Genetic algorithms are a different sort of thing, and I can see how "self adjusting computation" could be used to describe either.
Functional reactive programming is not usually incremental, while self adjusting computations are not usually reactive, which is why there isn't much overlap between the concepts. Of course, you are free to mix concepts from both as you need to.
I'm not familiar with OCaml, but this looks very similar to the reactivity model used inside web front-end libraries like Knockout, Vue.js - in which each "binding" in the template is essentially a self-adjusting computation that updates the DOM. In addition, the Tracker library in Meteor enables similar dependency-tracking computations across the entire stack. It's interesting to see this type of reactivity model used in different contexts.
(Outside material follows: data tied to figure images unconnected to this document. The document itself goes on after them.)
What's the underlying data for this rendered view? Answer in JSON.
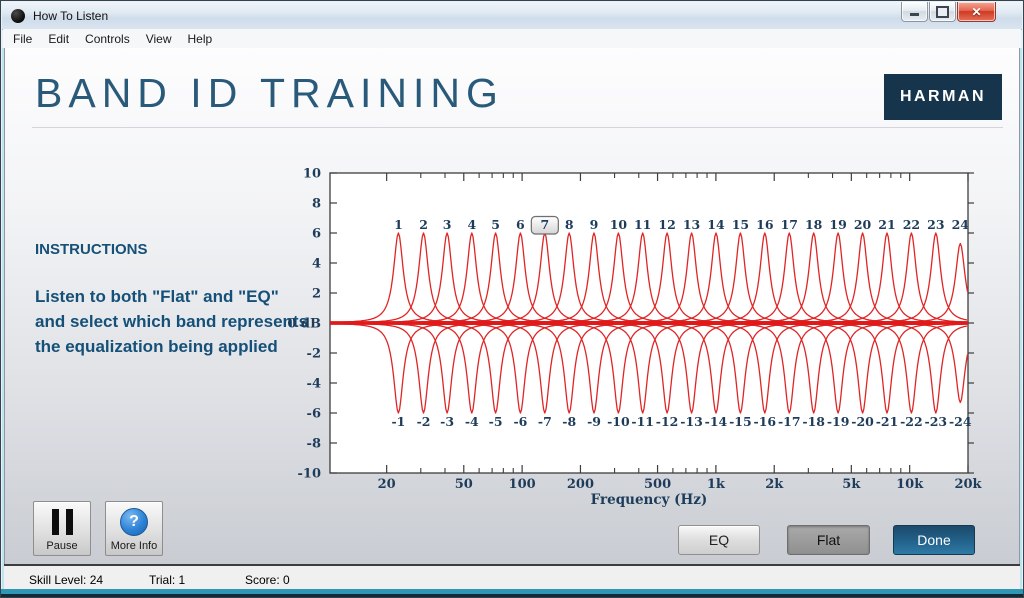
{
  "window": {
    "title": "How To Listen",
    "menu": [
      "File",
      "Edit",
      "Controls",
      "View",
      "Help"
    ]
  },
  "header": {
    "title": "BAND ID TRAINING",
    "brand": "HARMAN"
  },
  "instructions": {
    "heading": "INSTRUCTIONS",
    "body": "Listen to both \"Flat\" and \"EQ\" and select which band represents the equalization being applied"
  },
  "controls": {
    "pause": "Pause",
    "more_info": "More Info",
    "eq": "EQ",
    "flat": "Flat",
    "done": "Done"
  },
  "status": {
    "items": [
      "Skill Level: 24",
      "Trial: 1",
      "Score: 0"
    ]
  },
  "icons": {
    "app_icon": "black-sphere",
    "minimize": "minimize-bar",
    "maximize": "restore-box",
    "close": "✕",
    "question_mark": "?"
  },
  "colors": {
    "brand_navy": "#16344c",
    "heading_blue": "#2a5a7a",
    "instruction_blue": "#155078",
    "done_button_blue": "#226089",
    "curve_red": "#e02525",
    "chart_text_navy": "#1e3c5a",
    "bottom_accent_teal": "#2f97b4"
  },
  "chart_data": {
    "type": "line",
    "title": "",
    "xlabel": "Frequency (Hz)",
    "x_scale": "log",
    "x_min_hz": 10.2,
    "x_max_hz": 20000,
    "ylim": [
      -10,
      10
    ],
    "y_tick_step": 2,
    "zero_label": "0 dB",
    "x_major_ticks": [
      [
        20,
        "20"
      ],
      [
        50,
        "50"
      ],
      [
        100,
        "100"
      ],
      [
        200,
        "200"
      ],
      [
        500,
        "500"
      ],
      [
        1000,
        "1k"
      ],
      [
        2000,
        "2k"
      ],
      [
        5000,
        "5k"
      ],
      [
        10000,
        "10k"
      ],
      [
        20000,
        "20k"
      ]
    ],
    "x_minor_ticks_hz": [
      30,
      40,
      60,
      70,
      80,
      90,
      300,
      400,
      600,
      700,
      800,
      900,
      3000,
      4000,
      6000,
      7000,
      8000,
      9000
    ],
    "boost_db": 6,
    "cut_db": -6,
    "selected_band": 7,
    "bands": [
      {
        "num": 1,
        "hz": 23
      },
      {
        "num": 2,
        "hz": 31
      },
      {
        "num": 3,
        "hz": 41
      },
      {
        "num": 4,
        "hz": 55
      },
      {
        "num": 5,
        "hz": 73
      },
      {
        "num": 6,
        "hz": 98
      },
      {
        "num": 7,
        "hz": 131
      },
      {
        "num": 8,
        "hz": 175
      },
      {
        "num": 9,
        "hz": 235
      },
      {
        "num": 10,
        "hz": 314
      },
      {
        "num": 11,
        "hz": 419
      },
      {
        "num": 12,
        "hz": 560
      },
      {
        "num": 13,
        "hz": 749
      },
      {
        "num": 14,
        "hz": 1001
      },
      {
        "num": 15,
        "hz": 1338
      },
      {
        "num": 16,
        "hz": 1789
      },
      {
        "num": 17,
        "hz": 2392
      },
      {
        "num": 18,
        "hz": 3197
      },
      {
        "num": 19,
        "hz": 4274
      },
      {
        "num": 20,
        "hz": 5714
      },
      {
        "num": 21,
        "hz": 7638
      },
      {
        "num": 22,
        "hz": 10210
      },
      {
        "num": 23,
        "hz": 13649
      },
      {
        "num": 24,
        "hz": 18246,
        "peak_db": 5.3
      }
    ],
    "legend": "none",
    "grid": false
  }
}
Quite different. To achieve the effects of "Incremental" you would need lazy evaluation coupled with a caching layer, so that successive calls to pure functions with same arguments are not re-computed. This optimization technique is in a sense similar to Common Subexpression Elimination.
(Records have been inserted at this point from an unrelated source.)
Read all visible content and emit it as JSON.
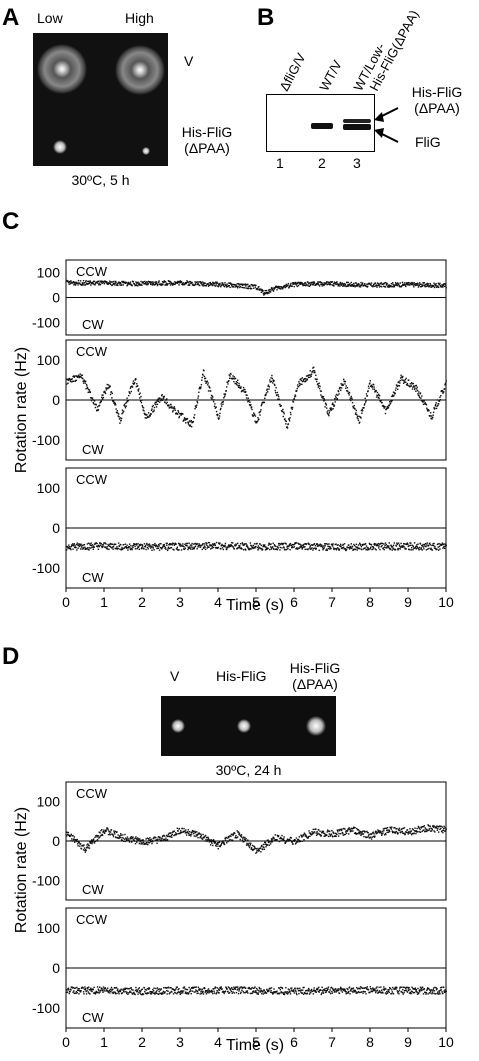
{
  "panels": {
    "A": {
      "letter": "A",
      "col_labels": [
        "Low",
        "High"
      ],
      "row_labels": [
        "V",
        "His-FliG",
        "(ΔPAA)"
      ],
      "condition": "30ºC, 5 h"
    },
    "B": {
      "letter": "B",
      "lane_labels": [
        "ΔfliG/V",
        "WT/V",
        "WT/Low-",
        "His-FliG(ΔPAA)"
      ],
      "lane_numbers": [
        "1",
        "2",
        "3"
      ],
      "band_labels": [
        "His-FliG",
        "(ΔPAA)",
        "FliG"
      ]
    },
    "C": {
      "letter": "C",
      "ylabel": "Rotation rate (Hz)",
      "xlabel": "Time (s)",
      "direction_labels": {
        "ccw": "CCW",
        "cw": "CW"
      }
    },
    "D": {
      "letter": "D",
      "col_labels": [
        "V",
        "His-FliG",
        "His-FliG",
        "(ΔPAA)"
      ],
      "condition": "30ºC, 24 h",
      "ylabel": "Rotation rate (Hz)",
      "xlabel": "Time (s)",
      "direction_labels": {
        "ccw": "CCW",
        "cw": "CW"
      }
    }
  },
  "chart_data": [
    {
      "id": "C1",
      "type": "scatter",
      "ylim": [
        -150,
        150
      ],
      "xlim": [
        0,
        10
      ],
      "yticks": [
        "100",
        "0",
        "-100"
      ],
      "ytick_values": [
        100,
        0,
        -100
      ],
      "xticks": [],
      "zero_line": true,
      "series": [
        {
          "x": [
            0,
            1,
            2,
            3,
            4,
            5,
            5.2,
            5.5,
            6,
            7,
            8,
            9,
            10
          ],
          "y": [
            62,
            60,
            58,
            62,
            55,
            45,
            20,
            40,
            55,
            58,
            52,
            55,
            50
          ]
        }
      ]
    },
    {
      "id": "C2",
      "type": "scatter",
      "ylim": [
        -150,
        150
      ],
      "xlim": [
        0,
        10
      ],
      "yticks": [
        "100",
        "0",
        "-100"
      ],
      "ytick_values": [
        100,
        0,
        -100
      ],
      "xticks": [],
      "zero_line": true,
      "series": [
        {
          "x": [
            0,
            0.4,
            0.8,
            1.1,
            1.4,
            1.8,
            2.1,
            2.5,
            2.9,
            3.3,
            3.6,
            4.0,
            4.3,
            4.7,
            5.0,
            5.4,
            5.8,
            6.1,
            6.5,
            6.9,
            7.3,
            7.7,
            8.0,
            8.4,
            8.8,
            9.2,
            9.6,
            10
          ],
          "y": [
            50,
            60,
            -20,
            40,
            -50,
            55,
            -45,
            10,
            -30,
            -60,
            70,
            -40,
            65,
            20,
            -55,
            60,
            -65,
            40,
            75,
            -35,
            50,
            -50,
            45,
            -25,
            55,
            30,
            -40,
            45
          ]
        }
      ]
    },
    {
      "id": "C3",
      "type": "scatter",
      "ylim": [
        -150,
        150
      ],
      "xlim": [
        0,
        10
      ],
      "yticks": [
        "100",
        "0",
        "-100"
      ],
      "ytick_values": [
        100,
        0,
        -100
      ],
      "xticks": [
        "0",
        "1",
        "2",
        "3",
        "4",
        "5",
        "6",
        "7",
        "8",
        "9",
        "10"
      ],
      "zero_line": true,
      "series": [
        {
          "x": [
            0,
            1,
            2,
            3,
            4,
            5,
            6,
            7,
            8,
            9,
            10
          ],
          "y": [
            -45,
            -44,
            -46,
            -45,
            -43,
            -45,
            -44,
            -46,
            -45,
            -44,
            -45
          ]
        }
      ]
    },
    {
      "id": "D1",
      "type": "scatter",
      "ylim": [
        -150,
        150
      ],
      "xlim": [
        0,
        10
      ],
      "yticks": [
        "100",
        "0",
        "-100"
      ],
      "ytick_values": [
        100,
        0,
        -100
      ],
      "xticks": [],
      "zero_line": true,
      "series": [
        {
          "x": [
            0,
            0.5,
            1,
            1.5,
            2,
            2.5,
            3,
            3.5,
            4,
            4.5,
            5,
            5.5,
            6,
            6.5,
            7,
            7.5,
            8,
            8.5,
            9,
            9.5,
            10
          ],
          "y": [
            20,
            -20,
            30,
            10,
            0,
            5,
            30,
            15,
            -10,
            20,
            -25,
            10,
            0,
            25,
            20,
            30,
            15,
            30,
            25,
            35,
            30
          ]
        }
      ]
    },
    {
      "id": "D2",
      "type": "scatter",
      "ylim": [
        -150,
        150
      ],
      "xlim": [
        0,
        10
      ],
      "yticks": [
        "100",
        "0",
        "-100"
      ],
      "ytick_values": [
        100,
        0,
        -100
      ],
      "xticks": [
        "0",
        "1",
        "2",
        "3",
        "4",
        "5",
        "6",
        "7",
        "8",
        "9",
        "10"
      ],
      "zero_line": true,
      "series": [
        {
          "x": [
            0,
            1,
            2,
            3,
            4,
            5,
            6,
            7,
            8,
            9,
            10
          ],
          "y": [
            -55,
            -54,
            -56,
            -55,
            -54,
            -55,
            -56,
            -55,
            -54,
            -55,
            -55
          ]
        }
      ]
    }
  ]
}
Haskell does not do this. Haskell is lazy (computed results are shared), but Haskell does not memoize by default. To illustrate:
func y = let z = y + y
in (add 1 z) * (add 1 z)
in `func` the result of computing `y + y` is shared because it has been given a name: `z`. However, the result of `add 1 z` is _not_ given a name and therefore has to be computed twice. Because Haskell is pure, they will result return the same result, however the result is not saved.
This avoids needing to save the results of _all_ function calls.
That's a bad example, since GHC will perform common expressions elimination, which effectively give the same name to the two `add 1 z` (unless you specifically ask it not to, with `-O0`.)
Furthermore, Incremental isn't memoizing every function calls. It just keeps the intermediate results of the latest computation in memory, so that when the inputs change, it can determine exactly which subresults need a recomputation, and which can be reused. It's like Excel, but with dynamic dependencies.
(But yes, Haskell definitively does not do this. You could say that Haskell is about doing the least amount of work to compute something fresh, while Incremental is about working the least to recompute something we (almost) already computed just before.)
Actually, that's an interesting question. Having built similar systems before, the main reason why you would not simply run a function every time your input is updated is that you often need for your computations to keep a certain amount of state, which may depend on the input. However, as Incremental does not seem to support much in the way of stateful computations, I'm a bit puzzled wrt to what problem it addresses.
to be honest, and it's not a defensible position now that I write it out loud, but I wait for your blog post to get to HN. I have not yet found people whose writing I find compelling enough and do not either mail me or end up on HN.
Possibly I see my inbox as an RSS feed (I subscribe, you send me mails)
What seems painful about it for you? IMHO handling feeds is only painful if you have/want to switch readers or if you want to browse old archives. Other than that, you just drop a blog URL in your reader and it gets you the updates.
I use websec for a few such blogs, it emails me the content and even highlights the changed parts in the page.
It's a program I inherited after it was abandoned and did some maintenance on so I'm biased, I haven't updated it for a long while now and for a time even wrote a python alternative since I actually dislike Perl.
You can use Firefox's Live Bookmarks, which get updated every time you open the bookmark. To add an RSS feed, just go the feed page and take a look at what's on top of the page, it should be easy to understand.
Have been thinking about using OCaml again for a new project - does anyone know the state of libraries for common web tasks, like AWS, these days?